Mon vol est à 16h00. Pressilia m’avait dit que le bus fait 1h de Lebak-Bulus jusqu’à l’aéroport, et qu’il y en a un chaque 15 mn. Donc, grâce matinée, je prévois mon check-out à 12h-12h30.

Conneries ! J’arrive difficilement à Lebak-Bulus Bus Terminal, le prochain bus pour l’aéroport est à 14h00, et il mettra 1h50 pour y arriver. Si je rate l’avion je paye une amende de 25% du prix du billet, et je ne pouvais plus supporter un 5ème jour dans cette pollution et ce climat de surpopulation.

J’arrive à la salle d’embarcation à 16h00, en même temps que l’embarquement.

Je pense à ma crise de nerfs dans le bus vers l’aéroport, quand le chauffeur a arrêté le bus à l’entrée de l’aéroport, descend pour remonter dans le bus de l’autre côté, pour venir nous vendre les tickets de bus, très relax et prend tout son temps pour rendre la monnaie. Il restait moins de 15 mn avant mon vol, mes nerfs étaient en réaction nucléaire, bien que je pensais que j’avais déjà raté le vol.

Arrivé à Yogja, un soulagement. Pas d’encombrement, hôtels faciles à trouver. Pour 65.000 Rps (6 €), une petite chambre avec un lit 2 place, ventilateur, salle de bain avec baignoire sans eau chaude (inutile en cette saison), petit déjeuné compris, dans un très bon hôtel avec piscine. Pour 150.000 Rps on peut trouver le confort total. Je comprends mieux pourquoi on ne parle pas de Jakarta dans les guides touristiques.

Le soir, j'assiste à mon premier spectacle indonésien : Ramayana. Une légende ancienne racontée à travers une magnifique danse traditionnelle. A la fin du spectacle on nous invite à prendre des photos avec les danseurs, et on nous distribue un imprimé relatant l'histoire de Ramayana. J'ai beau à lire et à relire, avant d'arriver à la moitié du récit tout s'emmêle pour moi et je n'y comprends rien. Comme on dit, peu importe le le flacon pourvu qu'il y est l'ivresse.

23 septembre : Palais du sultan, Art Center, Quartier de sosrowijayan

Après l’arnaque du taxi d’hier soir, qui m’a fait faire le tour de la ville pour me transporter finalement l’équivalent de 5 mn de marche, j’ai décidé que plus aucun taxi n’aura un sous de ma poche. Il n’y pas de Blue-Bird ici, il faut prendre un taxi que quand on connaît la ville et faire attention à ce qu’on met en marche le compteur.

Avec le becak (betchak, confortable vélo taxi), il faut que la destination soit un nom connu, à cause du problème de langue, attention les arnaques !
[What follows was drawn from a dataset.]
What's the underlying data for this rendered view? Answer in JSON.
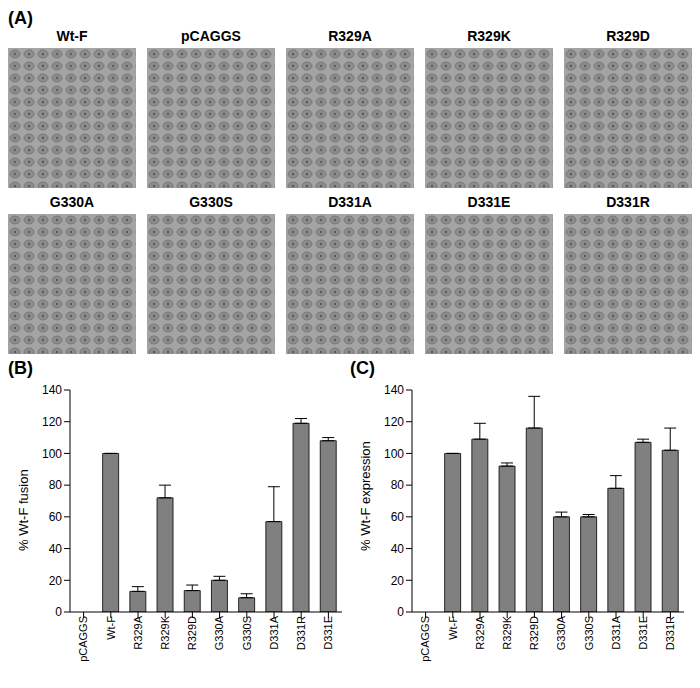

Visite du palais du sultan, à Kraton. Avec un guide on apprend des choses : les piliers d’un des espaces du palais ont une tranche verte qui représente l’islam, une bleue (éléphant) pour l’hindouisme, et une fleure lotus rouge pour le Bouddhisme.

A Kraton, on me recommande avec sincérité mes achats de tissus Batik chez « Art center », prix et qualité, et on m'y conduit avec un Becak. J’y trouve un grand espace serin, plein de magnifiques tableaux de dessins sur toiles faits avec une méthode ancestrale, classés par prix représentés par des lettres alphabétiques. Je me dis c’est là que je ferais tous mes achats une bonne fois pour toute et pas la peine de disperser mon temps, j’ai le bon tuyau. Je prends mon temps pour passer au crible toutes les toiles, elles coûtent entre 50.000 et 400.000 Rps, 25.000 pour les plus petites et jusqu’à 1 et 2 millions les plus chers, et ce n’était pas cher à mes yeux vu la finesse et la beauté du travail. J’en ai acheté pour ½ Million Rps, avec un petit tableau en cadeau.

Je ne me remettrais jamais de cette GROSSE arnaque. Le soir, à Marlioboro, la grande avenue de Yogja, je suis sollicité par un jeune pour voir la soit disant exposition internationale d’art batik, il m’y conduit en me disant que le dernier jour est ce soir. J’atterris finalement dans les quartiers de sosrowijayan, dans une maison banale pleine de toiles à vendre. Les mêmes qu’au Art Center avec les même prix sinon moins. Je donne un prix modique de 50.000 Rps pour trois toiles dont la valeur est sensée être 100.000 Rps, juste pour ne pas acheter. On me dit Ok.

J’ai compris que les négociations ici doivent commencer à 40 ou 30% du prix demandé. 1ère expérience dans l’avenue Marlioboro le soir, une assiette avec dessin à 35.000 Rps que je prends à 20.000, j’aurais pu aller plus bas!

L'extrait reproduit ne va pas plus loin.